The crystal structure obtained using condition 1 belongs to the cubic system and P23 space group, while condition 2 lead to orthorhombic crystals with C2221 symmetry. There were four chains in the asymmetric unit for the P23 structure, and six in the C2221 structure. For most of the protein chains, residues 6-288 were visible in the density. Data collection and processing details as well as structure solution and refinement details are outlined in Table 1.

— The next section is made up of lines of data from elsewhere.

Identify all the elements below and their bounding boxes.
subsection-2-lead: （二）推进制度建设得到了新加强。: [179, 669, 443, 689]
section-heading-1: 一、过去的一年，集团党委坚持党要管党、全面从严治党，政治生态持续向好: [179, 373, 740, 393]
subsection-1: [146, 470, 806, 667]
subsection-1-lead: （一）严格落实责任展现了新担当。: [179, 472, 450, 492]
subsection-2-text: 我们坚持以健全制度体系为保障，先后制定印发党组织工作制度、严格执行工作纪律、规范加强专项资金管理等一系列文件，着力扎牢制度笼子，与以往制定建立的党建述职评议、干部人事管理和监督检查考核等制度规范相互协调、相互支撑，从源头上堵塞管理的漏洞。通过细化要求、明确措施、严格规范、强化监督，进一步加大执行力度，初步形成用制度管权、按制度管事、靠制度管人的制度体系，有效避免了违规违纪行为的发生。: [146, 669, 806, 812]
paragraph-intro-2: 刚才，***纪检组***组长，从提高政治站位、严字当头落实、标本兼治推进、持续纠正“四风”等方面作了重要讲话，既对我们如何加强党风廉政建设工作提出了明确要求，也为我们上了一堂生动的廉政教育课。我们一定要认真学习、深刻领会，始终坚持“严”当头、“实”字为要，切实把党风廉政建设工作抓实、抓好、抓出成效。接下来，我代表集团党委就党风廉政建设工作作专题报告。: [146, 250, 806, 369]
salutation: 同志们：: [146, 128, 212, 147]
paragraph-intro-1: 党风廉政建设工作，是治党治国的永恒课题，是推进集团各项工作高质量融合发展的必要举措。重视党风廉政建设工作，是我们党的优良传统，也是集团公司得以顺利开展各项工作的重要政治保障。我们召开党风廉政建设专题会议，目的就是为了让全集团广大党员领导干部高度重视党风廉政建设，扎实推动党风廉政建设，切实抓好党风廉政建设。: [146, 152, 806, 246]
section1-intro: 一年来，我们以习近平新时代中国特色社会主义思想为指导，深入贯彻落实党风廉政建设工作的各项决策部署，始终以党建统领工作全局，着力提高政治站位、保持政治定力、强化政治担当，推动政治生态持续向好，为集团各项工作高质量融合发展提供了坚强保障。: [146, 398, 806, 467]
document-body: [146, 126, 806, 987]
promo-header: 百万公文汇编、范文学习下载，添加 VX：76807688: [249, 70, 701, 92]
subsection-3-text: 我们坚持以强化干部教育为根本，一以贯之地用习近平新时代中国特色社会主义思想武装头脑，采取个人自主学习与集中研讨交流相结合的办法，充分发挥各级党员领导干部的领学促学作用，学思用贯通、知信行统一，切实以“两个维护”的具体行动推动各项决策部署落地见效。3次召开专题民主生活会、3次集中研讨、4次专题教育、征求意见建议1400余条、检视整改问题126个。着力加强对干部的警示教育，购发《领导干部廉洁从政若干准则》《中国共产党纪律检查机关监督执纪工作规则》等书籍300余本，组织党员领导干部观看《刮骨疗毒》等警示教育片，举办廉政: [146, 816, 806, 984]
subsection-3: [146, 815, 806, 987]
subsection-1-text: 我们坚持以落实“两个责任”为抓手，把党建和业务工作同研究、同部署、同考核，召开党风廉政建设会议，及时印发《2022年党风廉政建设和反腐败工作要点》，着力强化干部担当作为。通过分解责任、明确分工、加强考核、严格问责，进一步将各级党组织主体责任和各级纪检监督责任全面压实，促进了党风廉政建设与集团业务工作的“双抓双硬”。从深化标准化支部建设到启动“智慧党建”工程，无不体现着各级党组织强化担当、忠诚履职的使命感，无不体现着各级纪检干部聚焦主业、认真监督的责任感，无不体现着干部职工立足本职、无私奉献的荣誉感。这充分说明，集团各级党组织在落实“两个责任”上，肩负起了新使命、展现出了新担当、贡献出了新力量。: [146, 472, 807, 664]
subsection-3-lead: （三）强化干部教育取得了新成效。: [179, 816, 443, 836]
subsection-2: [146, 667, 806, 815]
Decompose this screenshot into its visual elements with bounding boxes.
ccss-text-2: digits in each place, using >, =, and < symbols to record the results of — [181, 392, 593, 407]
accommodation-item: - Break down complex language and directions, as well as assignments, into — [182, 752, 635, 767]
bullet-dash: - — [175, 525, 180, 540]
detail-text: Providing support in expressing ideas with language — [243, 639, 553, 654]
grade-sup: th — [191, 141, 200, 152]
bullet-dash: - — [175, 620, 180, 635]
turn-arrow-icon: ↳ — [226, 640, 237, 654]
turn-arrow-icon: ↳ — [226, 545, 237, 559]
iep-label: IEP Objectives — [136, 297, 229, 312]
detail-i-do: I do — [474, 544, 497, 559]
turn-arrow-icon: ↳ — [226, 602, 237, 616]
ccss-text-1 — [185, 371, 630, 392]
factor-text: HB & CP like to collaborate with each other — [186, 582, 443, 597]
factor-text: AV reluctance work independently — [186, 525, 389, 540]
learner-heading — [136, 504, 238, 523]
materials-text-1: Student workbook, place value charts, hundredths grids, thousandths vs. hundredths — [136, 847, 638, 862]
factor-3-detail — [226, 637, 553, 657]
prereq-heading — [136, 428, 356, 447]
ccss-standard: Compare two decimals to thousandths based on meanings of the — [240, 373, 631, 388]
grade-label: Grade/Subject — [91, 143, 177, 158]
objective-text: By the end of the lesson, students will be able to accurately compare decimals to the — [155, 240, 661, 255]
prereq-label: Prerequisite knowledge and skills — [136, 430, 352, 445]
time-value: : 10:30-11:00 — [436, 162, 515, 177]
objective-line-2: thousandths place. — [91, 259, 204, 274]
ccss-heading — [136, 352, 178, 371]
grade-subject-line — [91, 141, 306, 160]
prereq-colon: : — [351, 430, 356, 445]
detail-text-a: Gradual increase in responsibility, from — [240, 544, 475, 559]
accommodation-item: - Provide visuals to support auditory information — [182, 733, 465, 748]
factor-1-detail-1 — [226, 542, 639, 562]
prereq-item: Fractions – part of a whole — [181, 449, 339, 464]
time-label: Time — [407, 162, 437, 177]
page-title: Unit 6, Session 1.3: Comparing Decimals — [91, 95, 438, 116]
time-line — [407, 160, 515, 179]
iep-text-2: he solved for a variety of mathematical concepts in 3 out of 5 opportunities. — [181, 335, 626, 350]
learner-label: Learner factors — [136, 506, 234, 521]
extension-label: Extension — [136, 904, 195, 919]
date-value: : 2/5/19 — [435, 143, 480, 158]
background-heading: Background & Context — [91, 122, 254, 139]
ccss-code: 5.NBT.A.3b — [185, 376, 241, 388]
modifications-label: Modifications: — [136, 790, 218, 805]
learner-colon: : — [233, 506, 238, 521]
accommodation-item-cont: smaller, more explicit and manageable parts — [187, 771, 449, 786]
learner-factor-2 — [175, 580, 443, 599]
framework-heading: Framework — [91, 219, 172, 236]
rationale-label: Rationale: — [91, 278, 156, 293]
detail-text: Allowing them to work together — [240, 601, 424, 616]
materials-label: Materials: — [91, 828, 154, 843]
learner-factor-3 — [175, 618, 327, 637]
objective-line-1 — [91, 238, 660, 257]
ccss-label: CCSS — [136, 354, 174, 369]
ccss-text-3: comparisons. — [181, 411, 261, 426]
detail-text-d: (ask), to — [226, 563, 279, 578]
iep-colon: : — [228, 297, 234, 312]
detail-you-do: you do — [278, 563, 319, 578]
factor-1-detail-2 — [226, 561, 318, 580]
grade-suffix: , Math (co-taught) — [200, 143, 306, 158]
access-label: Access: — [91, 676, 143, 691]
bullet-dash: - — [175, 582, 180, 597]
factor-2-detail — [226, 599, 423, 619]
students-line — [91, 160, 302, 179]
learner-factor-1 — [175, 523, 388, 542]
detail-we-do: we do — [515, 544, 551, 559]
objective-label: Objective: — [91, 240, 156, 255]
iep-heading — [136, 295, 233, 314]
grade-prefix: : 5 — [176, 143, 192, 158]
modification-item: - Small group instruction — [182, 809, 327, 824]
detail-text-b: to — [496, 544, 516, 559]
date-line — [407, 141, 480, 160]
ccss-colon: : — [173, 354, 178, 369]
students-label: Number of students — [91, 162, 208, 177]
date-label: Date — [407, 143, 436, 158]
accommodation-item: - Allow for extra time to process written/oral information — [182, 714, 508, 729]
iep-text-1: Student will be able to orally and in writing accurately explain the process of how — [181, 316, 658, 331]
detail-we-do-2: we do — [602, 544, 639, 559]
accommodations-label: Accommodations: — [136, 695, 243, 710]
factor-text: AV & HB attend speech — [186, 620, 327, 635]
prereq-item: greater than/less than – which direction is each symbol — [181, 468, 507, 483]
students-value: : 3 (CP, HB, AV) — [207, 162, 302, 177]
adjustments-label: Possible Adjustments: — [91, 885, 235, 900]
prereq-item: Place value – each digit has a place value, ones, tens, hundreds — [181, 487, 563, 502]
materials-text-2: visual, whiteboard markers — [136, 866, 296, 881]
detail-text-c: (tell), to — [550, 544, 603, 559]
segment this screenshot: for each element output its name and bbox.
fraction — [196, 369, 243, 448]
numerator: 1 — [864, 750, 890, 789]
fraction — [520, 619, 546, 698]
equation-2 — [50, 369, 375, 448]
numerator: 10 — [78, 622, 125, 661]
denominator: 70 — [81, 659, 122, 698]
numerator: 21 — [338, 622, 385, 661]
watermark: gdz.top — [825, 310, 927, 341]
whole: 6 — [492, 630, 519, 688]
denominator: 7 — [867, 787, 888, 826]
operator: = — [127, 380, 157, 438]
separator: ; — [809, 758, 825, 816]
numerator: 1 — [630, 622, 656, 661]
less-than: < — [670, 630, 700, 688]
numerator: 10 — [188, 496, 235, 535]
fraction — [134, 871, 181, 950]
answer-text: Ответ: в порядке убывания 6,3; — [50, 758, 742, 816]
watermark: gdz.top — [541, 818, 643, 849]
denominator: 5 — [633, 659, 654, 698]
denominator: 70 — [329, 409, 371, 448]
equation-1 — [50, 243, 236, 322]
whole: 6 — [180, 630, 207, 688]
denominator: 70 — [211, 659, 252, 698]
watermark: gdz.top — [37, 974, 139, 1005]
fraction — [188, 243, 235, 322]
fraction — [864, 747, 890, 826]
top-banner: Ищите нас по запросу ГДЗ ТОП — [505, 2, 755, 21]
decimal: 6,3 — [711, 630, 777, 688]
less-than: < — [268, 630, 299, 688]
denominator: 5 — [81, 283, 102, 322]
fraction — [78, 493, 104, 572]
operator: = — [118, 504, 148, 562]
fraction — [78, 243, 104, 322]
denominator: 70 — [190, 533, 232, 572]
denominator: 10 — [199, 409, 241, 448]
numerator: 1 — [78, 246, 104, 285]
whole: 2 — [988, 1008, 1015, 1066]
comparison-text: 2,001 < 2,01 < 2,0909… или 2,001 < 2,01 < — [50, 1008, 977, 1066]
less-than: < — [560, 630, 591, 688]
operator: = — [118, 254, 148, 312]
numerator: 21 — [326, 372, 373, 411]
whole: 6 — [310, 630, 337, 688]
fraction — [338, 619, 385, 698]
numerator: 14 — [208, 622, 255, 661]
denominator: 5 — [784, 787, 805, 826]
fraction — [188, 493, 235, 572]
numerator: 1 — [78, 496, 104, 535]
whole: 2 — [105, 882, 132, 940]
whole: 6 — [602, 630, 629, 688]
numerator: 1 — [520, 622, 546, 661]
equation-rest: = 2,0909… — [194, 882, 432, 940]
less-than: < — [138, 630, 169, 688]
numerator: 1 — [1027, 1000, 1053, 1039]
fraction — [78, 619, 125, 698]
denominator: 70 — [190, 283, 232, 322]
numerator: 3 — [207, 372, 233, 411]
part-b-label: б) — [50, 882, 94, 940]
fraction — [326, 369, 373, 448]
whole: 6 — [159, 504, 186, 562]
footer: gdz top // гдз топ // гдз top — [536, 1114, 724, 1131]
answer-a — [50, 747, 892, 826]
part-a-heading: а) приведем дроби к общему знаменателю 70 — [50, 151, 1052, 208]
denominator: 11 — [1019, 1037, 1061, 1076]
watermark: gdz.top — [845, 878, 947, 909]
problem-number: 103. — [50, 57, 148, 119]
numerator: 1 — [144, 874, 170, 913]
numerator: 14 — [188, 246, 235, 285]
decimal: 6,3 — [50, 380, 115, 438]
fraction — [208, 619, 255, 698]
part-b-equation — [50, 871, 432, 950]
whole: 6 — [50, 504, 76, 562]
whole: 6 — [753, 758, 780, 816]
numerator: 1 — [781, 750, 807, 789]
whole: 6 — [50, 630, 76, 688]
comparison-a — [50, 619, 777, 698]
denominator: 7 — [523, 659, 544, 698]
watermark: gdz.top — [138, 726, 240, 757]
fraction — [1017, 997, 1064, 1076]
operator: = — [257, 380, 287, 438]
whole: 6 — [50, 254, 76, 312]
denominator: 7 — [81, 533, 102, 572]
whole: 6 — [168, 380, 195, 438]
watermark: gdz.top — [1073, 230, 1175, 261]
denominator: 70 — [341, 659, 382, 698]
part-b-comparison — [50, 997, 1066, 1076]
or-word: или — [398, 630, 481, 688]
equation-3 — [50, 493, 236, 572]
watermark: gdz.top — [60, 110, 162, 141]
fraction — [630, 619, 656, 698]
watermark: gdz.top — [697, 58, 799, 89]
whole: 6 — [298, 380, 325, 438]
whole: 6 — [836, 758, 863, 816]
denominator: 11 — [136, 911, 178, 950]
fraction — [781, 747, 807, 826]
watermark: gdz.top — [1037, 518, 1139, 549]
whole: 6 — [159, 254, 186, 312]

All determined spNadC structures revealed the presence of hexameric assemblies in the crystals. This is in agreement with gel filtration, dynamic light scattering, and native gel results which indicate that spNadC is a hexamer in solution. It is assumed that the hexamer observed in the crystal structure is the same hexamer found in solution. The identified oligomeric structure may be treated as a “trimer of dimers” (Fig. 4). The proposed substrate binding site is formed by two protein chains that compose the dimer. The area of interaction between chains forming the dimer is very large and is calculated to be 2623 Å2, as determined by PDBePISA . The average area of the interfaces between the dimers, within the hexamer, is 805 Å2. Buy NMN
SpNadC Active Site – Structural comparisons of spNadC with a homolog from Salmonella enterica (seNadC; PDB code: 1QAP; sequence identity 41%) bound to QA indicates that residues T139, R140, K141, H162, and R163 of spNadC are identical with the residues of the seNadC structure. (Fig. 4). A comparison of the Mycobacterium tuberculosis homolog (mtNadC; PDB code: 1QPR; sequence identity 40%) bound to substrate analogs, phthalic acid (PHT) (QA analog) and 5- phosphoribosyl-1-(beta-methylene) pyrophosphate (PPC; a PRPP analog) to spNadC also indicates that the residues involved in QA and PRPP binding are highly conserved not only in terms of sequence, but also in their structure. Sharma et al. suggested that PRPP is bound to two Mg2+ ions which are considered responsible for stabilizing the pyrophosphate region of PRPP . However, to date there have been no structures determined with PRPP bound.
In mtNadC residues R105, R139 and R162 (which correspond to R106, R140 and R163 in spNadC) are suggested to be responsible for binding QA while D173 and R48 (D174 and K49 in spNadC) along with a series of coordinated water molecules bind to the phosphate group and the metal ion on the “pyrophosphate side” of PRPP. In mtNadC, the nitrogen atom from the backbone of G249, the carbonyl oxygen from A268, the nitrogen atom from G270, and the side chain of H274 are proposed to be involved in binding of the PRPP C5 phosphate group . No mechanistic details for this reaction are available, but it is presumed that the nitrogen of the pyridine ring of QA initiates a nucleophilic substitution (SN1) reaction on the + C3 of PRPP to create the nucleoside bond forming NaMN and PPi . Structural comparisons between spNadC and the homologs reported to the PDB also suggests that the QA and PRPP binding sites are created from residues from one chain of the dimer and not from the interaction of both chains together. Superposition of structures of homologous enzymes from Homo sapiens, Salmonella enterica, and Mycobacterium tuberculosis also indicates very similar substrate binding locations.